Из всех из них он был единственным, кто ушел из Общества Друзей. По общему признанию, он сделал это чтобы пройти конфирмацию и начать ходить в Сент-Мэри — обязанности совсем другого, скорее даже параллельного вида. Но это все пошло насмарку, когда отец Иосиф, всегда такой милый, прочитал группе церковной молодежи лекцию об опасном грехе онанизма и его токсичном кузене гомосексуализме. И вот уже два года воскресенья Хедли были безбожными; бунт, который Энтони, как правило, обезоруживал почтительным молчанием. (А чувство вины за то, что на пару часов каждую неделю его оставляли блаженствовать в одиночестве, вынудили Хедли научиться кухарить так, чтобы к их возвращению ланч был готов). Даже Морвенна все еще практиковала веру Друзей. Хотя будет интересно посмотреть, намерены ли они с Петроком все-таки пойти этим воскресеньем на собрание, когда Рейчел и Энтони отсутствуют и не будут свидетелями этого.
Пока он рисовал, Петрок шумно выхлебал остатки кофе, выбрался, ссутулившись, из постели и пошел пописать, обильно и вольготно, прямо в раковину здесь же, в спальне, при этом потягиваясь и зевая. Когда Пет нагнулся, чтобы протереть лицо Клерасилом, Хедли не мог удержаться от взгляда на вид голого зада. Раньше он никогда не думал о брате в сексуальном плане, да и сейчас не собирался, но восхищался его непринужденной грацией и гибким телом, которое пробивалось из его подростковой куколки. Он подозревал, что у его романтического идеала будет что-то от мужественной уверенности в себе и небрежного атлетизма Петрока, но он также подозревал, что эти качества редко встречаются у мужчин-гомосексуалов, и что он, таким образом, обречен на одиночество.
Когда Петрок потянулся схватить трусы, которые рисовал Хедли, тот выставил руку, не давая ему сделать это.
— Возьми чистые, — сказал он.
— Но это мои счастливые.
— Ну, ты даешь…
— Пошел ты.
Петрок бурчал себе под нос в поисках свежего белья. Дома было принято, что Рейчел стирает только для себя и больше ни для кого, но ему еще предстояло овладеть этим искусством, потому что, как правило, Хедли убирал их комнату, и вместе со своей одеждой собирал и грязное барахлишко брата. Отсюда его осведомленность о заскорузлых футболках.
В дверь позвонили. Морвенна открыла и, прежде чем вернуться на кухню, крикнула наверх «Петрок?». На лестнице послышался смех и компания из трех девушек и одного юноши ворвалась в комнату в тот самый момент, когда Петрок натягивал на голое тело первые попавшиеся джинсы.
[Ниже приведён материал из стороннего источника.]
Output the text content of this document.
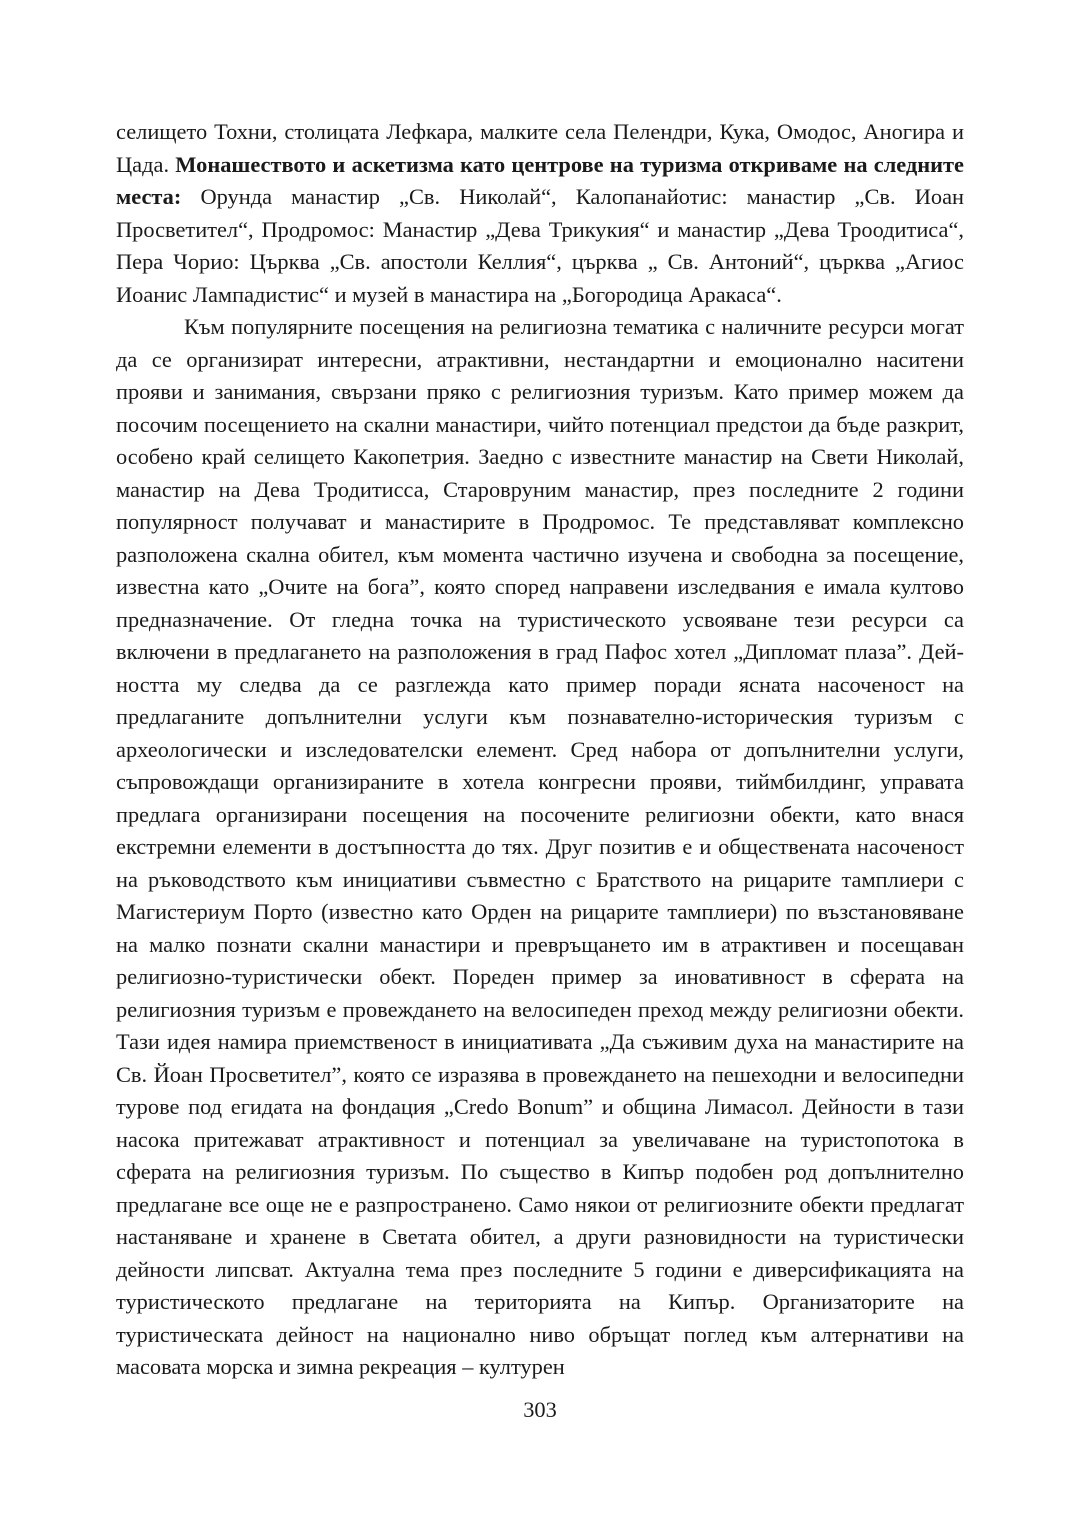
селището Тохни, столицата Лефкара, малките села Пелендри, Кука, Омодос, Аногира и Цада. Монашеството и аскетизма като центрове на туризма откриваме на следните места: Орунда манастир „Св. Николай“, Калопанайотис: манастир „Св. Иоан Просветител“, Продромос: Манастир „Дева Трикукия“ и манастир „Дева Троодитиса“, Пера Чорио: Църква „Св. апостоли Келлия“, църква „ Св. Антоний“, църква „Агиос Иоанис Лампадистис“ и музей в манастира на „Богородица Аракаса“.

Към популярните посещения на религиозна тематика с наличните ресурси могат да се организират интересни, атрактивни, нестандартни и емоционално наситени прояви и занимания, свързани пряко с религиозния туризъм. Като пример можем да посочим посещението на скални манастири, чийто потенциал предстои да бъде разкрит, особено край селището Какопетрия. Заедно с известните манастир на Свети Николай, манастир на Дева Тродитисса, Старовруним манастир, през последните 2 години популярност получават и манастирите в Продромос. Те представляват комплексно разположена скална обител, към момента частично изучена и свободна за посещение, известна като „Очите на бога”, която според направени изследвания е имала култово предназначение. От гледна точка на туристическото усвояване тези ресурси са включени в предлагането на разположения в град Пафос хотел „Дипломат плаза”. Дейността му следва да се разглежда като пример поради ясната насоченост на предлаганите допълнителни услуги към познавателно-историческия туризъм с археологически и изследователски елемент. Сред набора от допълнителни услуги, съпровождащи организираните в хотела конгресни прояви, тиймбилдинг, управата предлага организирани посещения на посочените религиозни обекти, като внася екстремни елементи в достъпността до тях. Друг позитив е и обществената насоченост на ръководството към инициативи съвместно с Братството на рицарите тамплиери с Магистериум Порто (известно като Орден на рицарите тамплиери) по възстановяване на малко познати скални манастири и превръщането им в атрактивен и посещаван религиозно-туристически обект. Пореден пример за иновативност в сферата на религиозния туризъм е провеждането на велосипеден преход между религиозни обекти. Тази идея намира приемственост в инициативата „Да съживим духа на манастирите на Св. Йоан Просветител”, която се изразява в провеждането на пешеходни и велосипедни турове под егидата на фондация „Credo Bonum” и община Лимасол. Дейности в тази насока притежават атрактивност и потенциал за увеличаване на туристопотока в сферата на религиозния туризъм. По същество в Кипър подобен род допълнително предлагане все още не е разпространено. Само някои от религиозните обекти предлагат настаняване и хранене в Светата обител, а други разновидности на туристически дейности липсват. Актуална тема през последните 5 години е диверсификацията на туристическото предлагане на територията на Кипър. Организаторите на туристическата дейност на национално ниво обръщат поглед към алтернативи на масовата морска и зимна рекреация – културен

303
— Проснись и пой, — с плотоядной ухмылкой протянула одна из девиц. Это была Беттани Сэмпсон, постарше Петрока, Хедли помнил ее еще по школе как печально известную потаскушку. Но тогда такие репутации, как правило, строились на уязвленной мужской гордости. Она казалась вполне симпатичной и на данный момент страстно увлеченной Петроком. Беттани с еще одной подружкой плюхнулись на нижнюю койку, в то время как третья девица залезла на верхнюю койку, а юноша начал рыться в их коллекции компакт-дисков. Хедли быстро спрятал альбом в свой ящик, который всегда держал запертым — там лежали его американские романы — и удалился на кухню отравлять, в свою очередь, жизнь Морвенне.
Кинотеатр гордился тем, что оставался одним из самых старых кинотеатров в стране, построенных специально для своей цели и именно для этой цели использовавшийся. К сожалению, и ему пришлось обхаживать идущую на убыль аудиторию, разделив первоначальный зрительный зал на три и тем самым утратив большую часть архитектурного очарования.
Тому, кого ставили во вторую смену, нужно было пропылесосить фойе и весьма поверхностно — все три студии. У Хедли это была самая нелюбимая часть работы. Когда включалось освещение зрительного зала, чтобы подобрать всю грязь и бумажки из-под мороженого, все помещения выглядели особенно скверно — становилась заметным дешевизна гламурных портьер и ветхость бархатных сидений. В самом маленьком зальчике стоял ужасный запах, который невозможно было убрать ни пылесосом, ни освежителем воздуха. Будто закрепляя драпировку ткани, маскирующей звукоизоляцию, заодно пришпилили и дохлую зверушку… или же кто-то скончался во время сеанса, и так и оставался ненайденным, пока его физиологические жидкости впитывались в одно из сидений. Преимущество работы — возможность смотреть каждый новый фильм даром — быстро иссякло, и он сомневался, что это место сохранит хоть какую-то магию для него, если он вернется туда, купив билет.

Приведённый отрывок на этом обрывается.